L'oeuvre de Balthus, Le rêve de Thérèse - 1938 illustre bien notre propos. De nombreuses ouvres picturales sont nettement plus sujettes à caution... pour les uns, mais pas pour les autres. La Petite fille dans un fauteuil bleu 1878 de Mary Cassatt représente-elle une fillette, fatiguée et tout à l'innocence de l'enfance, ou mise en scène dans une pose suggestive ? L'intention de l'auteur va-t-elle primer sur le regard du spectateur?  Quand le pédophile vous dit être ému par la photo d'une publicité de Carrefour ou par Martine, on voit le travail qui reste à faire par l'Europe.

Penser que la fiction comporte en elle une telle charge poussant au délit est un pas qui, en bonne logique, devrait être étendue soit dans ce champs: étendre l'interdiction des images à celle de la littérature (Tony Duvert, Gabriel Matzneff,...) car il faut le rappeler, le mot est bien une représentation. La seconde extension atteindrait d'autres domaines; par exemple les films policiers et massacres à la tronçoneuse...  sous prétexte que les meurtres qui y sont mis en scène pousseraient au crime.

Mais peut-être tout ceci est tellement absurde que la solution le sera également. Dans son article "Une loi qui défend les enfants imaginaires" Jean-noël Lafargue mentionne une proposition de Kevin Cadinot sur Facebook : établir un état-civil imaginaire pour que les personnages imaginaires représentés aient l’âge légal.
Et voilà l'affaire réglée !

Le retour du refoulé ?

Aux Etats-unis quelqu'un a déjà été envoyé en prison, toutes les méthodes sont bonnes : en juin dernier, à Los Angeles, un petit parc d'à peine 90 mètres carrés a été ouvert non pas pour offrir un espace de jeux aux enfants mais bien pour faire partir cette population indésirable.

Sans doute faut-il rappeler que dans de nombreux domaines de la santé publique on a pu montrer que pousser à la clandestinité avait des effets contre-productifs.

Pour revenir à nos législations européennes, il est très étrange d'assister à cette répression du monde imaginaire et de constater au même moment l'émergence d'une hypersexualisation des enfants que ce soit dans la mode, les concours de mini-miss ou autres activités qui les projettent dans un monde adulte.

Le fait d'être animé de rêves, désirs, pensées incestuelles est courant et ceux qui ne se souviennent pas de leurs rêves n'en sont pas nécessairement inconsciemment moins habités.

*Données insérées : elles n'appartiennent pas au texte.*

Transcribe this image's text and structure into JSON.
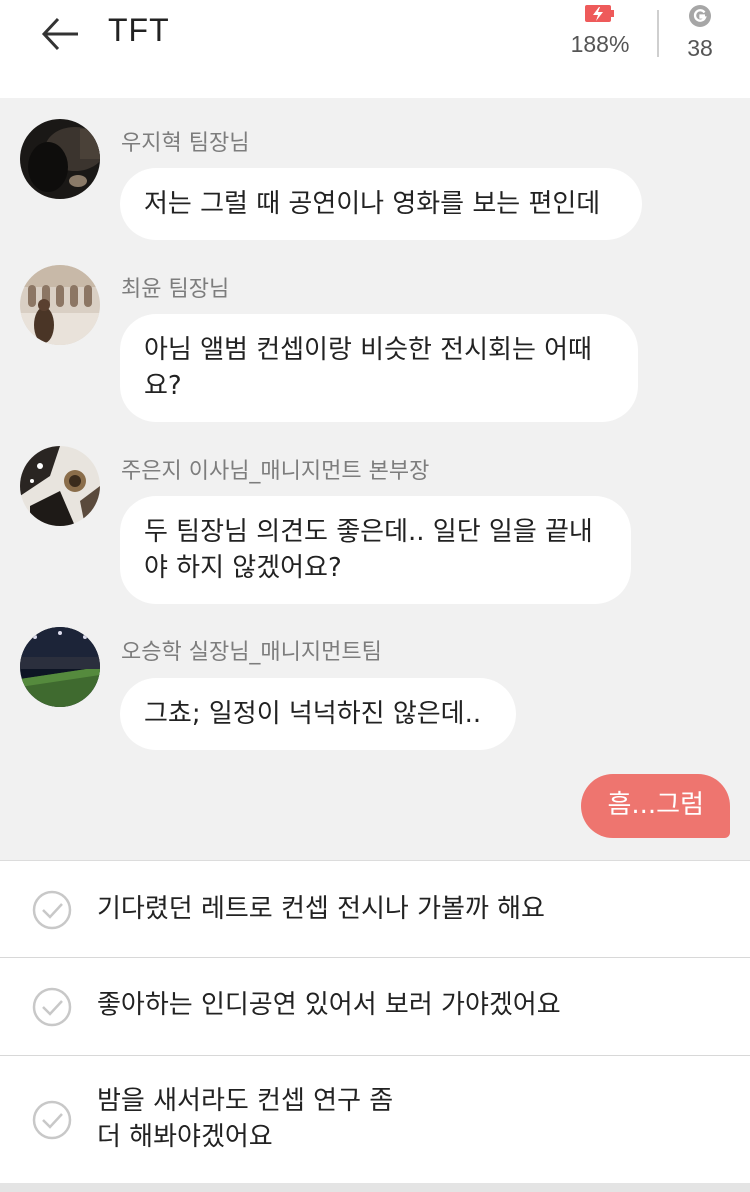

Tout le travail de civilisation a consisté à s'abstenir de certains actes, dont nous gardons néanmoins le souvenir dans nos songes et dans les représentations artistiques.

Pour ceux qui sont passés à l'acte, le travail thérapeutique consiste avant tout à reconnaître de tels désirs, à être à même d'en parler, parfois d'en comprendre le sens et de s'abstenir de la récidive. Il s'agit d'ailleurs des infractions pour lesquelles le taux de récidive est particulièrement bas. On notera la difficulté de certaines questions. Comment, par exemple, séparer les représentations fantasmatiques (donc éloignant du passage à l'acte*) et celles dont les fins purement excitantes seraient plutôt le tremplin vers l'acte? La mise en image ou en mot constitue-t-elle toujours une production artistique et donc sublimatoire?

Pécher en pensée

Le droit moderne a pu nous dégager du religieux et séparer ce qui relève de l'imaginaire et du factuel. Ici, un symbolique pas en arrière semble avoir été franchi. Est-ce un retour au Confiteior ou l'arrivée de la police de la pensée ?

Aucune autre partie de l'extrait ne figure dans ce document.